話は戻り、確かにブダペストの物価は全般的に安かったです。ただし、オーガニック商品については話が別。私が普段住んでいるパリと同じか高いくらいです。オーガニック専門店はあちらこちらにあるのですが、商品の内容が物足りないうえに生鮮食品がほとんどない!
パリも私が初めて渡仏した15年くらい前は、ブダベストと同じような状況でした。ブダペストもこれからオーガニック市場が拡大していく感じでしたが、それに伴い、商品もさらに充実し価格も下がっていくのかもしれませんね。
dmというドラッグストアはドイツが本社のようですが、ブダペストのあちこちに店舗があります。自社ブランドのオーガニック商品が充実しており、値段もお手ごろ。
というわけで、パリから持ってきたもので間に合わないぶんをドラッグストアのdmで買い足し、生鮮食品は市場などで買っていました。中央市場(Nagy Vásárcsarnok)にも行ってみましたが、ここはフードコートもあるのがいいですね!
市民の憩いの場・ブダペストにあるヤーノシュ山をハイキング
滞在中はお天気のわるい日が多かったブダペストですが、晴天の日にハイキングに行きました。目指したのは、標高500mちょっとのヤーノシュ山(János-hegy)。トラムとバスを乗り継いで、最後はリフトで一気に上がります。リフトを下りて少し上がると、エルジェーベト展望台(Erzsébet kílátó)に到着です。展望台からはブダペスト市内を一望できます。
ヤーノシュ山からさらに遊歩道を歩くとノルマファ(Normafa)に到着です。ここは市民の憩いの場なのか、老若男女を問わずいろいろな人が思い思いに楽しんでいました。
歩き足りないのでさらにセーチェーニ山(Széchenyi-hegy)まで行き、ブダペスト市内に戻ってきました。ノルマファより先に行く場合は、平たんながらもぬかるんだ道が多かったので、歩きやすい靴やトレッキングシューズがいいですね。

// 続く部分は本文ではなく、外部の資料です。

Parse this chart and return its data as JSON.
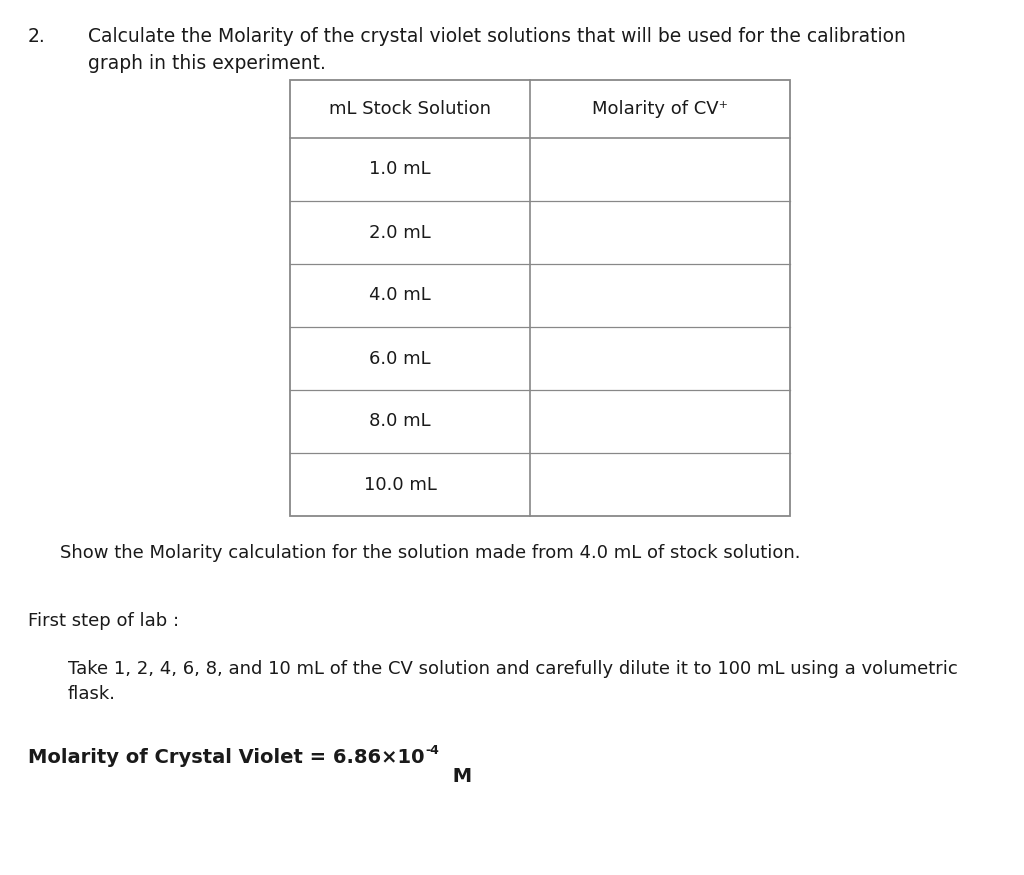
{
  "title_number": "2.",
  "title_text": "Calculate the Molarity of the crystal violet solutions that will be used for the calibration\ngraph in this experiment.",
  "col1_header": "mL Stock Solution",
  "col2_header": "Molarity of CV⁺",
  "rows": [
    "1.0 mL",
    "2.0 mL",
    "4.0 mL",
    "6.0 mL",
    "8.0 mL",
    "10.0 mL"
  ],
  "show_text": "Show the Molarity calculation for the solution made from 4.0 mL of stock solution.",
  "first_step_label": "First step of lab :",
  "first_step_body": "Take 1, 2, 4, 6, 8, and 10 mL of the CV solution and carefully dilute it to 100 mL using a volumetric\nflask.",
  "molarity_main": "Molarity of Crystal Violet = 6.86×10",
  "molarity_superscript": "-4",
  "molarity_unit": " M",
  "background_color": "#ffffff",
  "text_color": "#1a1a1a",
  "table_line_color": "#888888",
  "title_fontsize": 13.5,
  "body_fontsize": 13,
  "table_header_fontsize": 13,
  "table_cell_fontsize": 13,
  "molarity_bold_fontsize": 14,
  "molarity_sup_fontsize": 9,
  "font_family": "Arial"
}
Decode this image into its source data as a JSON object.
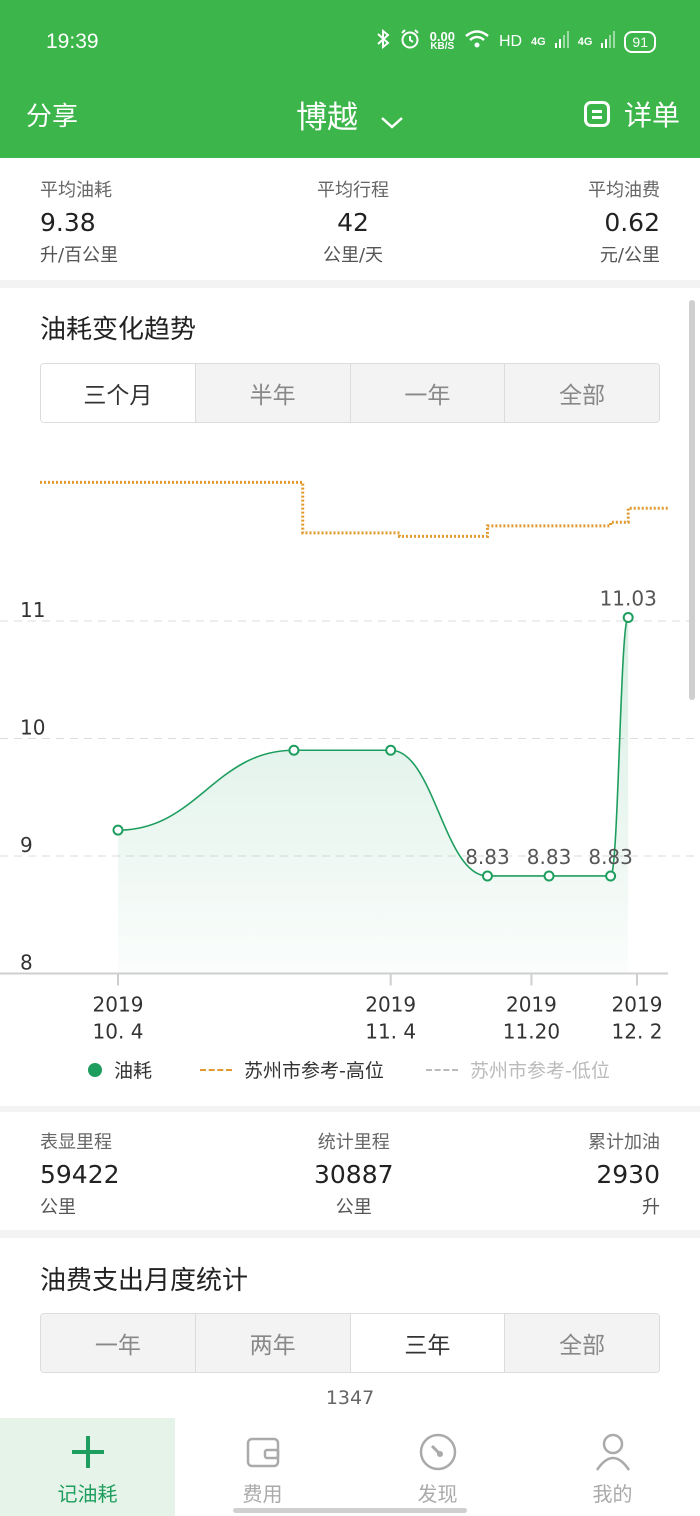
{
  "status_bar": {
    "time": "19:39",
    "net_speed_value": "0.00",
    "net_speed_unit": "KB/S",
    "hd": "HD",
    "sim1": "4G",
    "sim2": "4G",
    "battery": "91"
  },
  "nav": {
    "share": "分享",
    "title": "博越",
    "detail": "详单"
  },
  "summary": {
    "items": [
      {
        "label": "平均油耗",
        "value": "9.38",
        "unit": "升/百公里"
      },
      {
        "label": "平均行程",
        "value": "42",
        "unit": "公里/天"
      },
      {
        "label": "平均油费",
        "value": "0.62",
        "unit": "元/公里"
      }
    ]
  },
  "trend": {
    "title": "油耗变化趋势",
    "ranges": [
      "三个月",
      "半年",
      "一年",
      "全部"
    ],
    "selected": "三个月"
  },
  "chart_data": {
    "type": "line",
    "y_ticks": [
      "11",
      "10",
      "9",
      "8"
    ],
    "ylim": [
      8,
      11.6
    ],
    "x_ticks": [
      {
        "year": "2019",
        "date": "10. 4"
      },
      {
        "year": "2019",
        "date": "11. 4"
      },
      {
        "year": "2019",
        "date": "11.20"
      },
      {
        "year": "2019",
        "date": "12. 2"
      }
    ],
    "series": [
      {
        "name": "油耗",
        "color": "#1e9e5e",
        "points": [
          {
            "x": "2019-10-04",
            "y": 9.22,
            "label": ""
          },
          {
            "x": "2019-10-24",
            "y": 9.9,
            "label": ""
          },
          {
            "x": "2019-11-04",
            "y": 9.9,
            "label": ""
          },
          {
            "x": "2019-11-15",
            "y": 8.83,
            "label": "8.83"
          },
          {
            "x": "2019-11-22",
            "y": 8.83,
            "label": "8.83"
          },
          {
            "x": "2019-11-29",
            "y": 8.83,
            "label": "8.83"
          },
          {
            "x": "2019-12-01",
            "y": 11.03,
            "label": "11.03"
          }
        ]
      },
      {
        "name": "苏州市参考-高位",
        "color": "#e09a2e",
        "style": "step",
        "points": [
          {
            "x": "2019-09-30",
            "y": 12.18
          },
          {
            "x": "2019-10-25",
            "y": 11.75
          },
          {
            "x": "2019-11-05",
            "y": 11.72
          },
          {
            "x": "2019-11-15",
            "y": 11.81
          },
          {
            "x": "2019-11-29",
            "y": 11.84
          },
          {
            "x": "2019-12-01",
            "y": 11.96
          },
          {
            "x": "2019-12-04",
            "y": 11.96
          }
        ]
      },
      {
        "name": "苏州市参考-低位",
        "color": "#bbbbbb"
      }
    ]
  },
  "legend": {
    "items": [
      "油耗",
      "苏州市参考-高位",
      "苏州市参考-低位"
    ]
  },
  "mileage": {
    "items": [
      {
        "label": "表显里程",
        "value": "59422",
        "unit": "公里"
      },
      {
        "label": "统计里程",
        "value": "30887",
        "unit": "公里"
      },
      {
        "label": "累计加油",
        "value": "2930",
        "unit": "升"
      }
    ]
  },
  "monthly": {
    "title": "油费支出月度统计",
    "ranges": [
      "一年",
      "两年",
      "三年",
      "全部"
    ],
    "selected": "三年",
    "peek_value": "1347"
  },
  "tabs": [
    {
      "label": "记油耗",
      "icon": "plus-icon",
      "active": true
    },
    {
      "label": "费用",
      "icon": "wallet-icon",
      "active": false
    },
    {
      "label": "发现",
      "icon": "compass-icon",
      "active": false
    },
    {
      "label": "我的",
      "icon": "user-icon",
      "active": false
    }
  ],
  "colors": {
    "brand": "#3cb54a",
    "line": "#1e9e5e",
    "reference_high": "#e09a2e"
  }
}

セーチェーニ山に行く途中にはブダペスト子供鉄道にも遭遇しました。なぜ子供鉄道という名前かというと、運転以外をほぼすべて10歳から14歳の子供たちが行なっているからですね。
ブダペストでも盛んな弓道に参加
私はパリで弓道をしているのですが(関連記事「パリで弓道! 公共の弓道場も完成してますます盛んに」)、ブダベストにも弓道クラブがあります。今回の滞在中、何度かお邪魔しました。
ブダペストのクラブは若い人が多く、とても真面目ながら和気あいあいとやっている様子でした。道具の面など、いろいろ工夫をしながら日々研鑽をしているのだなと、私もまたがんばろう! と思えるよい経験となりました。